The cppreference says:

Because the copy assignment operator is always declared for any class, the base class assignment operator is always hidden. If a using-declaration is used to bring in the assignment operator from the base class, and its argument type could be the same as the argument type of the implicit assignment operator of the derived class, the using-declaration is also hidden by the implicit declaration.

From my understanding, the following code should not compile. Because

1. B::operator=(const B&) is implicitly declared.
2. both A::operator=(const A&) and using-declaration are hidden.

#include <iostream>
using namespace std;

class A { 
 public:
    A& operator=(const A& A) {
        cout << "A::opreator=" << endl;
    }   
};

class B : A { 
 public:
    using A::operator=;
};

int main() {
    A a1; 
    B b1; 
    b1 = a1; 
}

However, it compiles successfully and prints "A::operator=", why?

Answer 1

From C++11 Standards#12.8 [emphasis added]:

24 Because a copy/move assignment operator is implicitly declared for a class if not declared by the user, a base class copy/move assignment operator is always hidden by the corresponding assignment operator of a derived class (13.5.3). A using-declaration(7.3.3) that brings in from a base class an assignment operator with a parameter type that could be that of a copy/move assignment operator for the derived class is not considered an explicit declaration of such an operator and does not suppress the implicit declaration of the derived class operator; the operator introduced by the using-declaration is hidden by the implicitly-declared operator in the derived class.

The implicit declaration of class B assignment operation will be like this:

B& B::operator=(const B&)

The parameter type of using-declaration assignment operator in class B is different from implicitly declared assignment operator. Hence, it suppress the implicit declaration of the derived class B operator.

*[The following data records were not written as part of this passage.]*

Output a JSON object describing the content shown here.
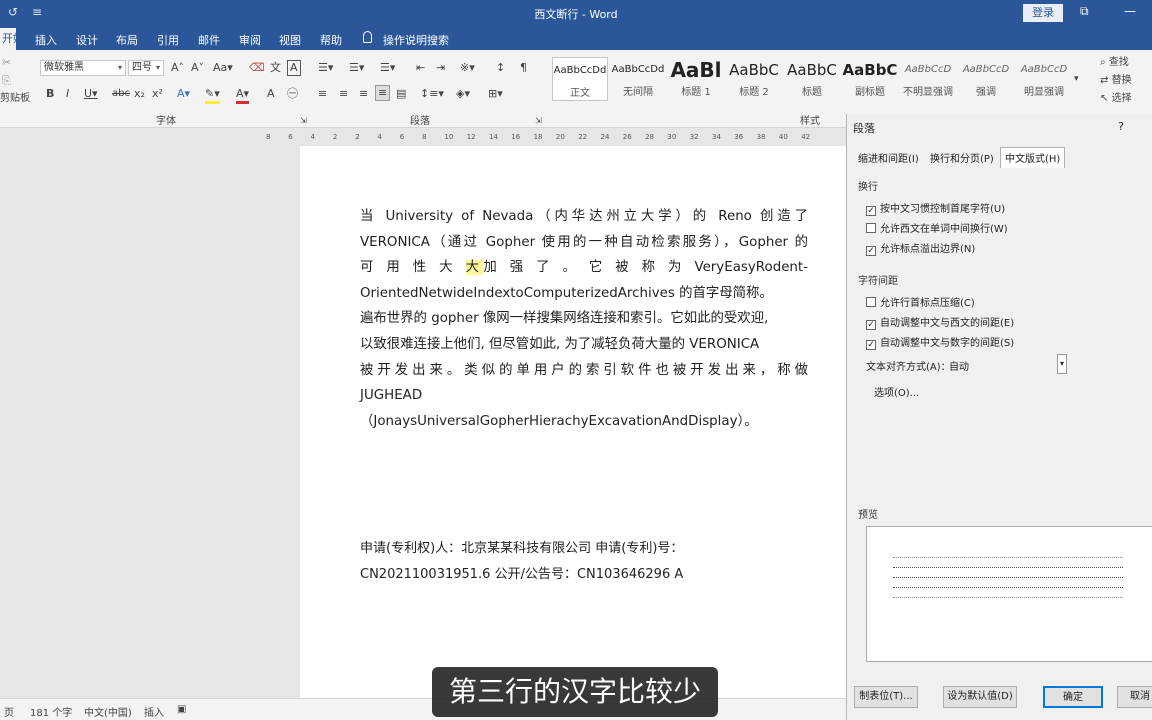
{
  "window": {
    "title": "西文断行 - Word",
    "login_label": "登录",
    "qa_icons": [
      "refresh-icon",
      "customize-icon"
    ],
    "win_icons": [
      "ribbon-display-icon",
      "minimize-icon"
    ]
  },
  "tabs": [
    {
      "label": "开始",
      "active": true
    },
    {
      "label": "插入"
    },
    {
      "label": "设计"
    },
    {
      "label": "布局"
    },
    {
      "label": "引用"
    },
    {
      "label": "邮件"
    },
    {
      "label": "审阅"
    },
    {
      "label": "视图"
    },
    {
      "label": "帮助"
    }
  ],
  "tell_me": "操作说明搜索",
  "ribbon": {
    "clipboard_label": "剪贴板",
    "font_name": "微软雅黑",
    "font_size": "四号",
    "font_group": "字体",
    "para_group": "段落",
    "styles_group": "样式",
    "styles": [
      {
        "preview": "AaBbCcDd",
        "label": "正文",
        "selected": true,
        "size": 10
      },
      {
        "preview": "AaBbCcDd",
        "label": "无间隔",
        "size": 10
      },
      {
        "preview": "AaBl",
        "label": "标题 1",
        "size": 20,
        "bold": true
      },
      {
        "preview": "AaBbC",
        "label": "标题 2",
        "size": 15
      },
      {
        "preview": "AaBbC",
        "label": "标题",
        "size": 15
      },
      {
        "preview": "AaBbC",
        "label": "副标题",
        "size": 15,
        "bold": true
      },
      {
        "preview": "AaBbCcD",
        "label": "不明显强调",
        "size": 10,
        "italic": true
      },
      {
        "preview": "AaBbCcD",
        "label": "强调",
        "size": 10,
        "italic": true
      },
      {
        "preview": "AaBbCcD",
        "label": "明显强调",
        "size": 10,
        "italic": true
      }
    ],
    "find_label": "查找",
    "replace_label": "替换",
    "select_label": "选择"
  },
  "ruler_numbers": [
    "8",
    "6",
    "4",
    "2",
    "2",
    "4",
    "6",
    "8",
    "10",
    "12",
    "14",
    "16",
    "18",
    "20",
    "22",
    "24",
    "26",
    "28",
    "30",
    "32",
    "34",
    "36",
    "38",
    "40",
    "42"
  ],
  "document": {
    "lines": [
      {
        "text": "当 University of Nevada（内华达州立大学）的 Reno 创造了",
        "justify": true
      },
      {
        "text": "VERONICA（通过 Gopher 使用的一种自动检索服务），Gopher 的",
        "justify": true
      },
      {
        "pre": "可 用 性 大 ",
        "hl": "大",
        "post": "加 强 了 。 它 被 称 为  VeryEasyRodent-",
        "justify": true
      },
      {
        "text": "OrientedNetwideIndextoComputerizedArchives 的首字母简称。",
        "justify": false
      },
      {
        "text": "遍布世界的 gopher 像网一样搜集网络连接和索引。它如此的受欢迎,",
        "justify": false
      },
      {
        "text": "以致很难连接上他们, 但尽管如此, 为了减轻负荷大量的 VERONICA",
        "justify": false
      },
      {
        "text": "被开发出来。类似的单用户的索引软件也被开发出来，称做",
        "justify": true
      },
      {
        "text": "JUGHEAD",
        "justify": false
      },
      {
        "text": "（JonaysUniversalGopherHierachyExcavationAndDisplay）。",
        "justify": false
      }
    ],
    "meta_line1": "申请(专利权)人：北京某某科技有限公司  申请(专利)号：",
    "meta_line2": "CN202110031951.6  公开/公告号：CN103646296 A"
  },
  "status": {
    "page": "页",
    "words": "181 个字",
    "lang": "中文(中国)",
    "mode": "插入"
  },
  "subtitle": "第三行的汉字比较少",
  "dialog": {
    "title": "段落",
    "help": "?",
    "tabs": [
      "缩进和间距(I)",
      "换行和分页(P)",
      "中文版式(H)"
    ],
    "section_wrap": "换行",
    "wrap_options": [
      {
        "label": "按中文习惯控制首尾字符(U)",
        "checked": true
      },
      {
        "label": "允许西文在单词中间换行(W)",
        "checked": false
      },
      {
        "label": "允许标点溢出边界(N)",
        "checked": true
      }
    ],
    "section_spacing": "字符间距",
    "spacing_options": [
      {
        "label": "允许行首标点压缩(C)",
        "checked": false
      },
      {
        "label": "自动调整中文与西文的间距(E)",
        "checked": true
      },
      {
        "label": "自动调整中文与数字的间距(S)",
        "checked": true
      }
    ],
    "align_label": "文本对齐方式(A)：",
    "align_value": "自动",
    "options_button": "选项(O)...",
    "preview_label": "预览",
    "tabs_button": "制表位(T)...",
    "default_button": "设为默认值(D)",
    "ok_button": "确定",
    "cancel_button": "取消"
  }
}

For understanding on 1 & 2 w.r.t. to the code you have posted:

1. No, the implicit declaration of assignment operator is suppressed in class B.
2. No, they will not be hidden.

Answer 2

I don't see any conflict in this code with standard. b1 = a1; This assignment is done because you used using-declaration of base class. and also " implicit assignment operator of the derived class" is provided by compiler because if you want to assign two objects of derived class it's possible.

Answer 3

I think the reference you mentioned should be broken into 2 parts that suite your 2 question:

1. Yes, the copy assignments for base class (A) and derived class(B) are implicitly declared by default. You just overriden the implicit declaration on class A by output a message to stream.
2. the second part of the reference means that if the instance of class B is assigned to an instance of class A and there is a using-declaration to use class A assignment, then the assignment of class A will be used. Which means, if an instance of class B is assigned to an other instance of class B, the default implicit assignment will be used. Therefore, nothing is hidden due to the difference in argument type and the code will call the using-declaration (a.k.a the base class assignment) => the message is output to stream.

Answer 4

You can't hide the copy assignment operator of B because both operators you've mentioned take different parameters.